Bolding mine. Source.

It’s lazy medicine to continue to see these patients and not address the underlying issues. And it’s lazy logic to assume that these people are seeing doctors merely because they have the time to do so.

I must say, on this side of the Atlantic, I know I’m not the only one finding this thread absolutely jaw-dropping:

As for the broader question of communal taxation vs. private provision, there’s another angle to view it from: the taxes I pay now are in part my contribution to the return taxpayers as a whole are entitled to expect on the investment already made in the infrastructure and socioeconomic-politicolegal environment that enables to me to have that comfortable an income.

I go to the cardiology department every 6 weeks to get my INR checked, and the waiting room is hardly filled with little old ladies getting their doctor fix. Maybe our doctors aren’t cute enough.
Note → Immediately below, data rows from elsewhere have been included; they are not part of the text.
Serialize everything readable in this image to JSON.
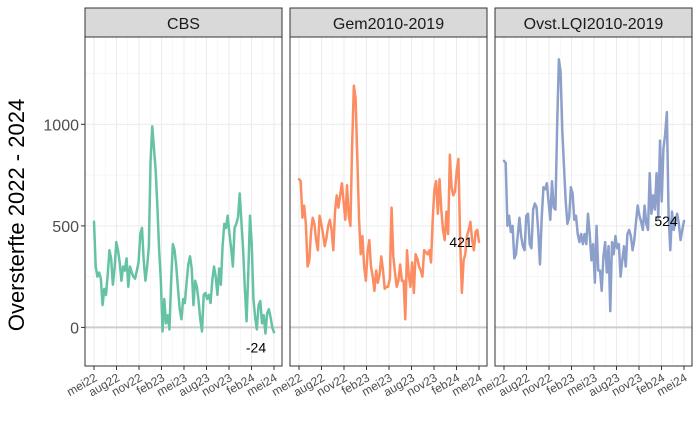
{
  "chart_data": {
    "type": "line",
    "ylabel": "Oversterfte 2022 - 2024",
    "ylim": [
      -190,
      1430
    ],
    "y_ticks": [
      0,
      500,
      1000
    ],
    "x_ticks": [
      "mei22",
      "aug22",
      "nov22",
      "feb23",
      "mei23",
      "aug23",
      "nov23",
      "feb24",
      "mei24"
    ],
    "reference_line": 0,
    "grid": true,
    "panels": [
      {
        "name": "CBS",
        "color": "#66c2a5",
        "last_label": "-24",
        "values": [
          520,
          300,
          250,
          270,
          240,
          110,
          190,
          160,
          260,
          380,
          340,
          210,
          290,
          420,
          380,
          320,
          230,
          300,
          280,
          340,
          200,
          300,
          270,
          250,
          240,
          280,
          320,
          460,
          490,
          330,
          230,
          300,
          400,
          820,
          990,
          880,
          770,
          590,
          380,
          230,
          -20,
          140,
          20,
          60,
          -10,
          230,
          410,
          380,
          300,
          190,
          90,
          40,
          140,
          120,
          220,
          310,
          350,
          290,
          110,
          230,
          200,
          130,
          40,
          -20,
          160,
          170,
          140,
          160,
          120,
          230,
          300,
          250,
          160,
          290,
          210,
          400,
          510,
          490,
          550,
          460,
          390,
          300,
          490,
          510,
          540,
          660,
          520,
          380,
          190,
          30,
          270,
          550,
          410,
          140,
          50,
          -10,
          110,
          130,
          20,
          60,
          -30,
          70,
          90,
          50,
          0,
          -24
        ]
      },
      {
        "name": "Gem2010-2019",
        "color": "#fc8d62",
        "last_label": "421",
        "values": [
          730,
          720,
          540,
          600,
          510,
          300,
          330,
          470,
          540,
          510,
          430,
          380,
          550,
          510,
          460,
          400,
          440,
          500,
          530,
          480,
          380,
          570,
          650,
          590,
          650,
          710,
          620,
          530,
          700,
          550,
          500,
          900,
          1190,
          1130,
          840,
          540,
          360,
          450,
          300,
          230,
          370,
          430,
          300,
          250,
          180,
          280,
          220,
          260,
          350,
          280,
          190,
          200,
          200,
          240,
          590,
          350,
          270,
          200,
          230,
          310,
          230,
          230,
          40,
          380,
          260,
          200,
          320,
          170,
          360,
          340,
          300,
          280,
          250,
          380,
          370,
          360,
          380,
          320,
          530,
          680,
          720,
          560,
          730,
          580,
          480,
          430,
          570,
          460,
          850,
          690,
          650,
          670,
          770,
          830,
          430,
          170,
          330,
          360,
          450,
          480,
          520,
          430,
          380,
          470,
          480,
          421
        ]
      },
      {
        "name": "Ovst.LQI2010-2019",
        "color": "#8da0cb",
        "last_label": "524",
        "values": [
          820,
          810,
          500,
          550,
          470,
          500,
          340,
          360,
          450,
          540,
          450,
          400,
          380,
          550,
          560,
          410,
          390,
          580,
          610,
          590,
          470,
          310,
          540,
          690,
          680,
          710,
          620,
          530,
          720,
          590,
          580,
          990,
          1320,
          1260,
          970,
          790,
          620,
          510,
          540,
          690,
          660,
          530,
          550,
          460,
          420,
          460,
          410,
          460,
          410,
          560,
          460,
          330,
          410,
          220,
          500,
          280,
          280,
          180,
          350,
          420,
          270,
          400,
          80,
          420,
          360,
          450,
          390,
          410,
          250,
          330,
          400,
          300,
          460,
          480,
          450,
          380,
          430,
          520,
          600,
          550,
          520,
          480,
          600,
          510,
          480,
          760,
          560,
          650,
          580,
          760,
          540,
          920,
          620,
          880,
          950,
          1060,
          560,
          380,
          570,
          480,
          520,
          560,
          510,
          430,
          480,
          524
        ]
      }
    ]
  }
}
But they are too busy to push out patients who need them, so I suspect they’d do what you say.
BTW, I have no idea of how much my senior neighbors have, not even the one who was an amateur investor and who talked with me about his latest hot stock.

yes I’m quite comfortable with being hit by reasonably high taxes as the taxes paid by previous generations have laid the groundwork for me to get educated, be healthy, and work.

In a similar vein, The tuition fee and loans for university students in the UK sounds high but my daughter (who is off in a couple of weeks!) has been told by us to treat those not as a conventional debt but as a form of graduate tax.

She doesn’t start paying any of it until she earning a decent wage and will never be expected to pay all of it off. If she doesn’t earn a big wage then she isn’t penalised but if her career is lucrative then she’ll be paying much more towards (as you describe) the common infrastructure that helped put her in that fortunate position.

Hey, I read it, quoted it, and said it was the key! No one reads mine, either.